Still, much of the criticism of GMHC in its first half-dozen years was misplaced, McFarlane insisted. “People including Mr. Kramer ask why didn’t we do this first instead of that,” he said. “There’s this notion that there’s this strategic planning process… I was living my life organically. My friend is dying in the emergency room. I run over there. Somebody else calls me... No one planned, ‘Oh, we will go build a social service organization or we will build an advocacy organization.’”

Bank well knows that. “I was a volunteer in ’85, ’86,” he recalled. “What did I know? I wasn’t a clinician. I was a young lawyer. I was doing it because you would hear stories about parents coming in and taking everything and locking the door. Often both men were sick, looking out for each other.” Banks saw his lover Eddie, a jazz pianist, become ill with AIDS and four years later die.
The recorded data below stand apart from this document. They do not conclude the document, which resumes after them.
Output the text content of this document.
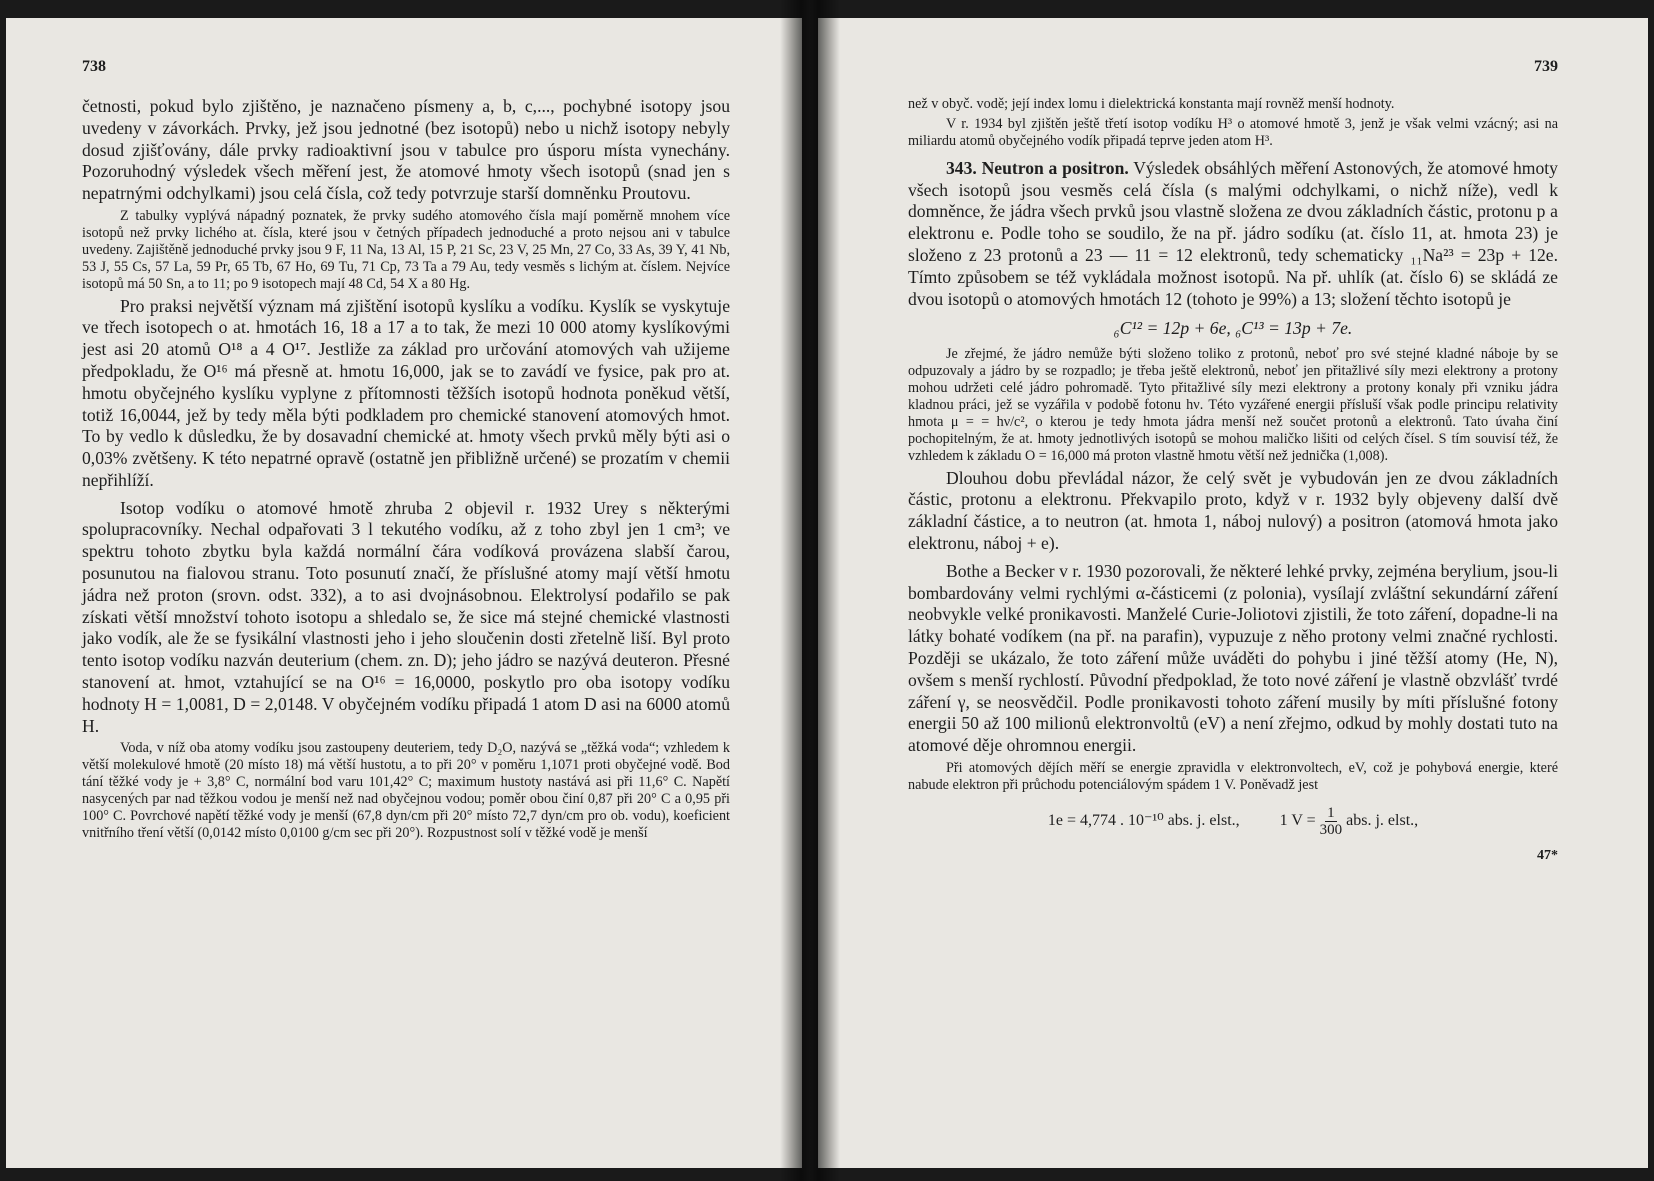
738

četnosti, pokud bylo zjištěno, je naznačeno písmeny a, b, c,..., pochybné isotopy jsou uvedeny v závorkách. Prvky, jež jsou jednotné (bez isotopů) nebo u nichž isotopy nebyly dosud zjišťovány, dále prvky radioaktivní jsou v tabulce pro úsporu místa vynechány. Pozoruhodný výsledek všech měření jest, že atomové hmoty všech isotopů (snad jen s nepatrnými odchylkami) jsou celá čísla, což tedy potvrzuje starší domněnku Proutovu.

Z tabulky vyplývá nápadný poznatek, že prvky sudého atomového čísla mají poměrně mnohem více isotopů než prvky lichého at. čísla, které jsou v četných případech jednoduché a proto nejsou ani v tabulce uvedeny. Zajištěně jednoduché prvky jsou 9 F, 11 Na, 13 Al, 15 P, 21 Sc, 23 V, 25 Mn, 27 Co, 33 As, 39 Y, 41 Nb, 53 J, 55 Cs, 57 La, 59 Pr, 65 Tb, 67 Ho, 69 Tu, 71 Cp, 73 Ta a 79 Au, tedy vesměs s lichým at. číslem. Nejvíce isotopů má 50 Sn, a to 11; po 9 isotopech mají 48 Cd, 54 X a 80 Hg.

Pro praksi největší význam má zjištění isotopů kyslíku a vodíku. Kyslík se vyskytuje ve třech isotopech o at. hmotách 16, 18 a 17 a to tak, že mezi 10 000 atomy kyslíkovými jest asi 20 atomů O¹⁸ a 4 O¹⁷. Jestliže za základ pro určování atomových vah užijeme předpokladu, že O¹⁶ má přesně at. hmotu 16,000, jak se to zavádí ve fysice, pak pro at. hmotu obyčejného kyslíku vyplyne z přítomnosti těžších isotopů hodnota poněkud větší, totiž 16,0044, jež by tedy měla býti podkladem pro chemické stanovení atomových hmot. To by vedlo k důsledku, že by dosavadní chemické at. hmoty všech prvků měly býti asi o 0,03% zvětšeny. K této nepatrné opravě (ostatně jen přibližně určené) se prozatím v chemii nepřihlíží.

Isotop vodíku o atomové hmotě zhruba 2 objevil r. 1932 Urey s některými spolupracovníky. Nechal odpařovati 3 l tekutého vodíku, až z toho zbyl jen 1 cm³; ve spektru tohoto zbytku byla každá normální čára vodíková provázena slabší čarou, posunutou na fialovou stranu. Toto posunutí značí, že příslušné atomy mají větší hmotu jádra než proton (srovn. odst. 332), a to asi dvojnásobnou. Elektrolysí podařilo se pak získati větší množství tohoto isotopu a shledalo se, že sice má stejné chemické vlastnosti jako vodík, ale že se fysikální vlastnosti jeho i jeho sloučenin dosti zřetelně liší. Byl proto tento isotop vodíku nazván deuterium (chem. zn. D); jeho jádro se nazývá deuteron. Přesné stanovení at. hmot, vztahující se na O¹⁶ = 16,0000, poskytlo pro oba isotopy vodíku hodnoty H = 1,0081, D = 2,0148. V obyčejném vodíku připadá 1 atom D asi na 6000 atomů H.

Voda, v níž oba atomy vodíku jsou zastoupeny deuteriem, tedy D₂O, nazývá se „těžká voda“; vzhledem k větší molekulové hmotě (20 místo 18) má větší hustotu, a to při 20° v poměru 1,1071 proti obyčejné vodě. Bod tání těžké vody je + 3,8° C, normální bod varu 101,42° C; maximum hustoty nastává asi při 11,6° C. Napětí nasycených par nad těžkou vodou je menší než nad obyčejnou vodou; poměr obou činí 0,87 při 20° C a 0,95 při 100° C. Povrchové napětí těžké vody je menší (67,8 dyn/cm při 20° místo 72,7 dyn/cm pro ob. vodu), koeficient vnitřního tření větší (0,0142 místo 0,0100 g/cm sec při 20°). Rozpustnost solí v těžké vodě je menší

739

než v obyč. vodě; její index lomu i dielektrická konstanta mají rovněž menší hodnoty.

V r. 1934 byl zjištěn ještě třetí isotop vodíku H³ o atomové hmotě 3, jenž je však velmi vzácný; asi na miliardu atomů obyčejného vodík připadá teprve jeden atom H³.

343. Neutron a positron. Výsledek obsáhlých měření Astonových, že atomové hmoty všech isotopů jsou vesměs celá čísla (s malými odchylkami, o nichž níže), vedl k domněnce, že jádra všech prvků jsou vlastně složena ze dvou základních částic, protonu p a elektronu e. Podle toho se soudilo, že na př. jádro sodíku (at. číslo 11, at. hmota 23) je složeno z 23 protonů a 23 — 11 = 12 elektronů, tedy schematicky ₁₁Na²³ = 23p + 12e. Tímto způsobem se též vykládala možnost isotopů. Na př. uhlík (at. číslo 6) se skládá ze dvou isotopů o atomových hmotách 12 (tohoto je 99%) a 13; složení těchto isotopů je

₆C¹² = 12p + 6e, ₆C¹³ = 13p + 7e.

Je zřejmé, že jádro nemůže býti složeno toliko z protonů, neboť pro své stejné kladné náboje by se odpuzovaly a jádro by se rozpadlo; je třeba ještě elektronů, neboť jen přitažlivé síly mezi elektrony a protony mohou udržeti celé jádro pohromadě. Tyto přitažlivé síly mezi elektrony a protony konaly při vzniku jádra kladnou práci, jež se vyzářila v podobě fotonu hν. Této vyzářené energii přísluší však podle principu relativity hmota μ = = hν/c², o kterou je tedy hmota jádra menší než součet protonů a elektronů. Tato úvaha činí pochopitelným, že at. hmoty jednotlivých isotopů se mohou maličko lišiti od celých čísel. S tím souvisí též, že vzhledem k základu O = 16,000 má proton vlastně hmotu větší než jednička (1,008).

Dlouhou dobu převládal názor, že celý svět je vybudován jen ze dvou základních částic, protonu a elektronu. Překvapilo proto, když v r. 1932 byly objeveny další dvě základní částice, a to neutron (at. hmota 1, náboj nulový) a positron (atomová hmota jako elektronu, náboj + e).

Bothe a Becker v r. 1930 pozorovali, že některé lehké prvky, zejména berylium, jsou-li bombardovány velmi rychlými α-částicemi (z polonia), vysílají zvláštní sekundární záření neobvykle velké pronikavosti. Manželé Curie-Joliotovi zjistili, že toto záření, dopadne-li na látky bohaté vodíkem (na př. na parafin), vypuzuje z něho protony velmi značné rychlosti. Později se ukázalo, že toto záření může uváděti do pohybu i jiné těžší atomy (He, N), ovšem s menší rychlostí. Původní předpoklad, že toto nové záření je vlastně obzvlášť tvrdé záření γ, se neosvědčil. Podle pronikavosti tohoto záření musily by míti příslušné fotony energii 50 až 100 milionů elektronvoltů (eV) a není zřejmo, odkud by mohly dostati tuto na atomové děje ohromnou energii.

Při atomových dějích měří se energie zpravidla v elektronvoltech, eV, což je pohybová energie, které nabude elektron při průchodu potenciálovým spádem 1 V. Poněvadž jest

1e = 4,774 . 10⁻¹⁰ abs. j. elst.,	1 $V = \frac{1}{300}$ abs. j. elst.,
47*
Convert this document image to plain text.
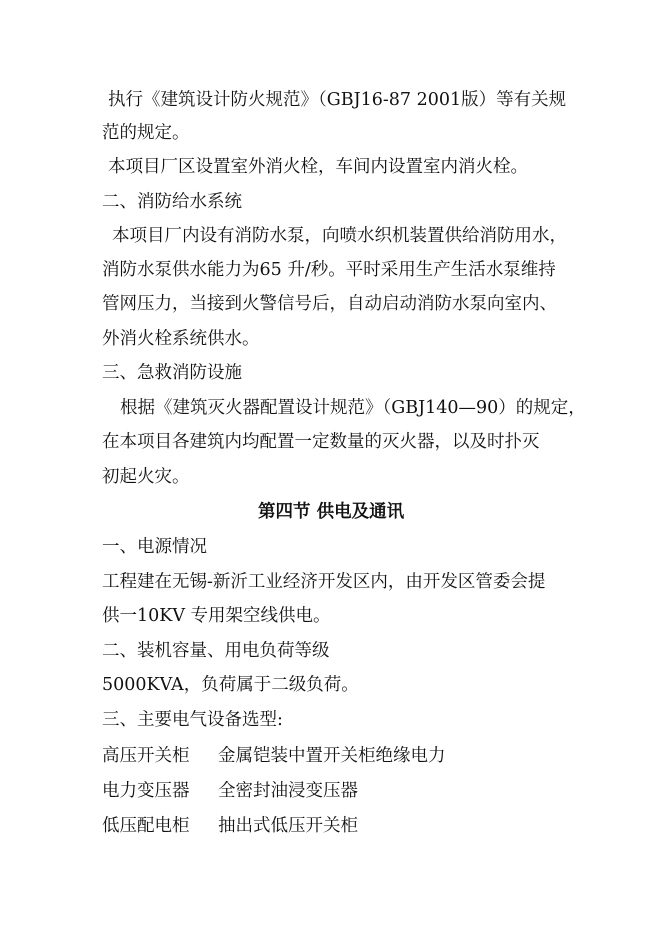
执行《建筑设计防火规范》（GBJ16-87 2001版）等有关规
范的规定。
本项目厂区设置室外消火栓，车间内设置室内消火栓。
二、消防给水系统
本项目厂内设有消防水泵，向喷水织机装置供给消防用水，
消防水泵供水能力为65 升/秒。平时采用生产生活水泵维持
管网压力，当接到火警信号后，自动启动消防水泵向室内、
外消火栓系统供水。
三、急救消防设施
根据《建筑灭火器配置设计规范》（GBJ140—90）的规定，
在本项目各建筑内均配置一定数量的灭火器，以及时扑灭
初起火灾。
第四节 供电及通讯
一、电源情况
工程建在无锡-新沂工业经济开发区内，由开发区管委会提
供一10KV 专用架空线供电。
二、装机容量、用电负荷等级
5000KVA，负荷属于二级负荷。
三、主要电气设备选型:
高压开关柜 金属铠装中置开关柜绝缘电力
电力变压器 全密封油浸变压器
低压配电柜 抽出式低压开关柜
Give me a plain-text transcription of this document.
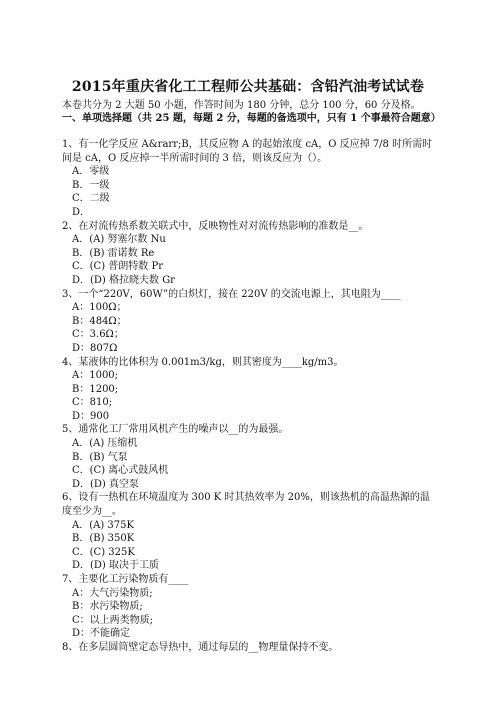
2015年重庆省化工工程师公共基础：含铅汽油考试试卷
本卷共分为 2 大题 50 小题，作答时间为 180 分钟，总分 100 分，60 分及格。
一、单项选择题（共 25 题，每题 2 分，每题的备选项中，只有 1 个事最符合题意）

1、有一化学反应 A&rarr;B，其反应物 A 的起始浓度 cA，O 反应掉 7/8 时所需时间是 cA，O 反应掉一半所需时间的 3 倍，则该反应为（）。

A．零级

B．一级

C．二级

D．

2、在对流传热系数关联式中，反映物性对对流传热影响的准数是__。

A．(A) 努塞尔数 Nu

B．(B) 雷诺数 Re

C．(C) 普朗特数 Pr

D．(D) 格拉晓夫数 Gr

3、一个“220V，60W”的白炽灯，接在 220V 的交流电源上，其电阻为____

A：100Ω；

B：484Ω；

C：3.6Ω；

D：807Ω

4、某液体的比体积为 0.001m3/kg，则其密度为____kg/m3。

A：1000;

B：1200;

C：810;

D：900

5、通常化工厂常用风机产生的噪声以__的为最强。

A．(A) 压缩机

B．(B) 气泵

C．(C) 离心式鼓风机

D．(D) 真空泵

6、设有一热机在环境温度为 300 K 时其热效率为 20%，则该热机的高温热源的温度至少为__。

A．(A) 375K

B．(B) 350K

C．(C) 325K

D．(D) 取决于工质

7、主要化工污染物质有____

A：大气污染物质;

B：水污染物质;

C：以上两类物质;

D：不能确定

8、在多层圆筒壁定态导热中，通过每层的__物理量保持不变。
Despite a nearly flailing fight against a sudden killer, GMHC was not without its resources—and in McFarlane’s view what distinguished this epidemic from the chronic health crises that face poor people was that it affected rich gay white men. “That’s why I could pick up the phone and call a congressman,” he said. “That’s why I could call the New York Times. That’s why I could produce a play at the New York Public Theater,” Kramer’s “The Normal Heart.”

But McFarlane remains exasperated that it was not good public policy, but a celebrity’s death that contributed most to advancing the cause. “Rock Hudson was absolutely crucial in mobilizing show business,” he said, and then, his voice rising, continued, “Not the public health service. Not the American Medical Association. Not the academy. Not the CDC. It was f--king show business and, early, most specifically Broadway.”

By 1990, GMHC and the AIDS community generally reached a significant milestone, with the passage of the Ryan White AIDS Care Act, committing the federal government to ongoing prevention, research, and treatment funding.

But private giving remains critical to organizations such as GMHC—government funds account for less than 40 percent of its budget.

It has become almost reflexive to talk about the changed face of AIDS. Indeed the disease is the leading cause of African-American women in New York 25 to 44. And African-American women with HIV here are nine times more likely to die than white women who have the virus. Yet AIDS is still very much a crisis in the gay community. The three largest concentrations of AIDS in the U.S. are found in Manhattan — Chelsea first, and then Harlem — Los Angeles, and central Brooklyn. Among GMHC’s clients, 55 percent identify as gay or lesbian, and nearly 80 percent of the total are men. Almost half live in Manhattan, and the racial breakdown is just about even among blacks, whites, and Latinos.

But with perception key, many wonder how long GMHC can depend on the generosity of givers whom gay men for the most part brought to the table two decades ago. “I like asking for money,” Hill said, recalling what she told the board last fall as they considered her appointment. “I have a great product and a great team and a great reason to ask for money.”